Menwith Hill firefighters win back to back USAFE awards

  • Published
  • By Senior Airman Jason W. Cochran
  • 501CSW/PA

When a small group of people is motivated by the pursuit of excellence, there is no limit to what they can achieve.

It was this pursuit that pushed RAF Menwith Hill’s fire department to earn recognition as USAFE’s best small fire department for the second year in a row, as well as USAFE’s best fire prevention program on their first eligible year.

Distant from the primary operational locations of the 501st, the fire department at Menwith Hill has to contend with a set of unique challenges, said Paul Klug, 421st Air Base Squadron deputy fire chief. One of these challenges was obtaining mandated medical training.

“The Air Force has mandated that we have a certain amount of EMTs,” said Klug. “Additionally everyone who isn't an EMT must have the emergency medical responder or EMR certifications.”

This is an easy requirement for most Air Force fire departments, said Klug. But the distance between Menwith Hill and other facilities meant the team ran into difficulties getting EMT’s to locations that provide United States government certified training.

“What we were able to do is go through our command to get equivalency letters,” said Klug. “We went looking through the U.K.’s licencing and certifications and found FREC 3 or first responder emergency care. With this training and these equivalency letters we were able to get our members the training they needed.

Menwith Hill’s fire department was the first fire department in the U.K. to achieve an EMR equivalency solution, said Klug. The additional training and increased number of certified personnel was crucial in saving a life on base.

“We had a base affiliate suffer a heart attack,” said Klug. “We got there very quickly and worked with the North Yorkshire Ambulance service to get him transported. He got into the emergency room just in time to get two stents put in. The doctors there credited us for saving his life.”

While responding to emergencies and being able to effectively resolve them is a crucial capability for a fire department, being able to prevent emergencies in the first place is equally important.

Menwith Hill’s fire prevention program is a two person operation run by Michelle Needham, 421st ABS assistant chief of fire prevention.

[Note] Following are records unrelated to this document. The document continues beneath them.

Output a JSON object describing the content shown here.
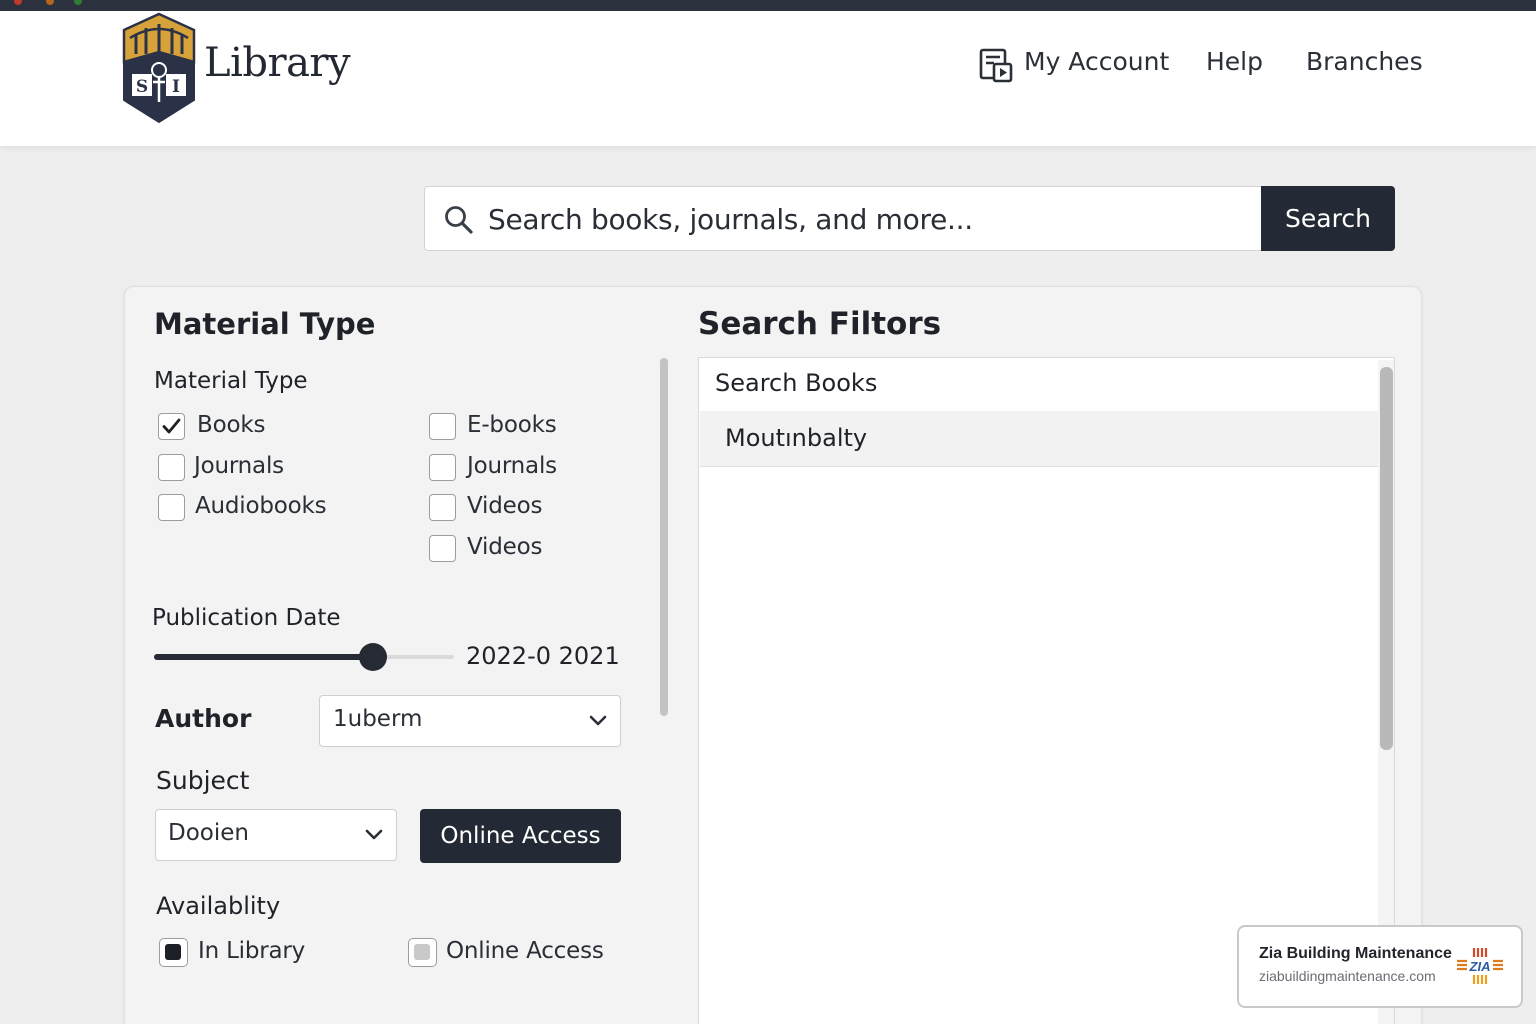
{
  "header": {
    "logo_text": "Library",
    "nav": {
      "my_account": "My Account",
      "help": "Help",
      "branches": "Branches"
    }
  },
  "search": {
    "placeholder": "Search books, journals, and more...",
    "button_label": "Search"
  },
  "filters": {
    "heading": "Material Type",
    "material_type": {
      "label": "Material Type",
      "options": [
        {
          "label": "Books",
          "checked": true
        },
        {
          "label": "E-books",
          "checked": false
        },
        {
          "label": "Journals",
          "checked": false
        },
        {
          "label": "Journals",
          "checked": false
        },
        {
          "label": "Audiobooks",
          "checked": false
        },
        {
          "label": "Videos",
          "checked": false
        },
        {
          "label": "Videos",
          "checked": false
        }
      ]
    },
    "publication_date": {
      "label": "Publication Date",
      "value_text": "2022-0 2021",
      "slider_fraction": 0.73
    },
    "author": {
      "label": "Author",
      "selected": "1uberm"
    },
    "subject": {
      "label": "Subject",
      "selected": "Dooien",
      "button_label": "Online Access"
    },
    "availability": {
      "label": "Availablity",
      "options": [
        {
          "label": "In Library",
          "selected": true
        },
        {
          "label": "Online Access",
          "selected": false
        }
      ]
    }
  },
  "results": {
    "heading": "Search Filtors",
    "items": [
      "Search Books",
      "Moutınbalty"
    ]
  },
  "watermark": {
    "title": "Zia Building Maintenance",
    "url": "ziabuildingmaintenance.com"
  },
  "colors": {
    "dark": "#242a35",
    "logo_gold": "#d8a23a",
    "logo_navy": "#2b3247",
    "background": "#eeeeee"
  }
}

As a small shop, both Needham and her colleague, Rebekah Bennet, 421st ABS fire inspector, need to be absolute experts in their field.

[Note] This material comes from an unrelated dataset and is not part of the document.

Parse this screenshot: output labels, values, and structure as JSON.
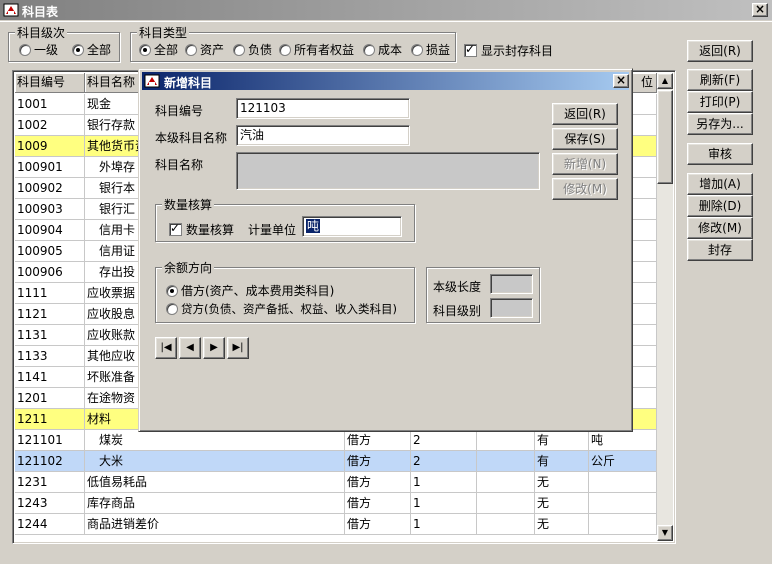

“I think the most important thing that we’ve done this year is find an error on a fire strategy for a planned building,” said Needham. “Normally when buildings are designed, compartmentation is identified within the strategy.
With this design compartmentation hadn’t been included.”

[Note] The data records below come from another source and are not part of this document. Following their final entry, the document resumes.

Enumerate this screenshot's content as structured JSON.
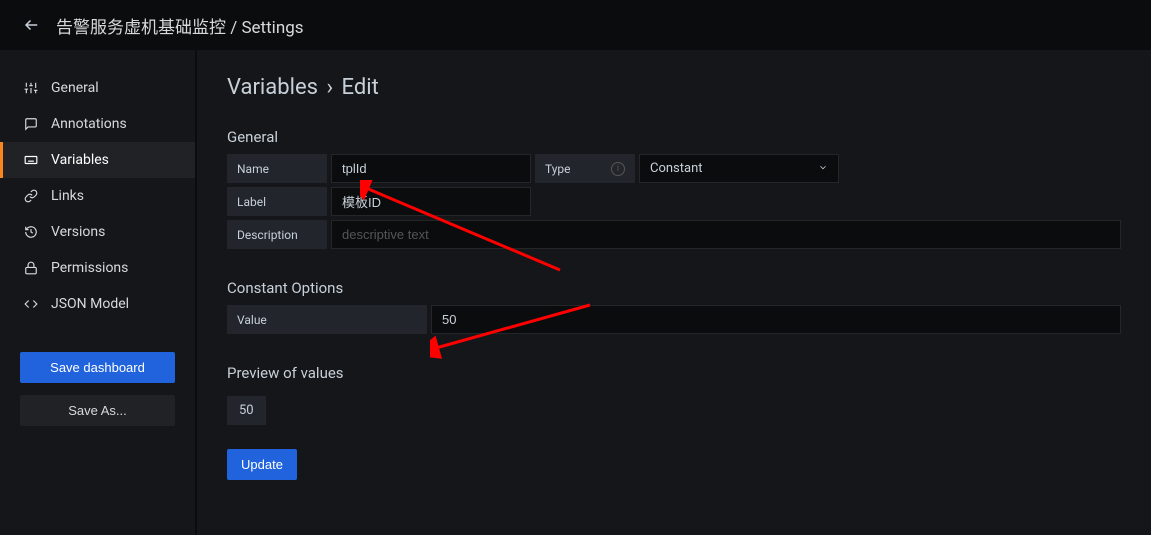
{
  "header": {
    "breadcrumb": "告警服务虚机基础监控 / Settings"
  },
  "sidebar": {
    "items": [
      {
        "key": "general",
        "label": "General"
      },
      {
        "key": "annotations",
        "label": "Annotations"
      },
      {
        "key": "variables",
        "label": "Variables"
      },
      {
        "key": "links",
        "label": "Links"
      },
      {
        "key": "versions",
        "label": "Versions"
      },
      {
        "key": "permissions",
        "label": "Permissions"
      },
      {
        "key": "json-model",
        "label": "JSON Model"
      }
    ],
    "save_label": "Save dashboard",
    "save_as_label": "Save As..."
  },
  "content": {
    "title_1": "Variables",
    "title_2": "Edit",
    "section_general": "General",
    "label_name": "Name",
    "value_name": "tplId",
    "label_type": "Type",
    "value_type": "Constant",
    "label_label": "Label",
    "value_label": "模板ID",
    "label_description": "Description",
    "placeholder_description": "descriptive text",
    "section_constant": "Constant Options",
    "label_value": "Value",
    "value_value": "50",
    "section_preview": "Preview of values",
    "preview_value": "50",
    "update_label": "Update"
  }
}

It was Needham’s in depth knowledge of both U.S. and U.K. fire codes that enabled her to identify this deficiency and prevent it from becoming a life threatening issue.

In addition to ensuring the safety of on-base facilities, the fire prevention office has gone out to local schools and educated the children there on proper fire safety, improving the safety of the surrounding villages, and promoting positive relations between the base and its surrounding community.

“I think that most people will have never heard about RAF Menwith Hill.We have a small footprint but we have an extremely important mission,” said Klug. “The average mindset of our firefighters and the dedication they have to this profession is second to none.”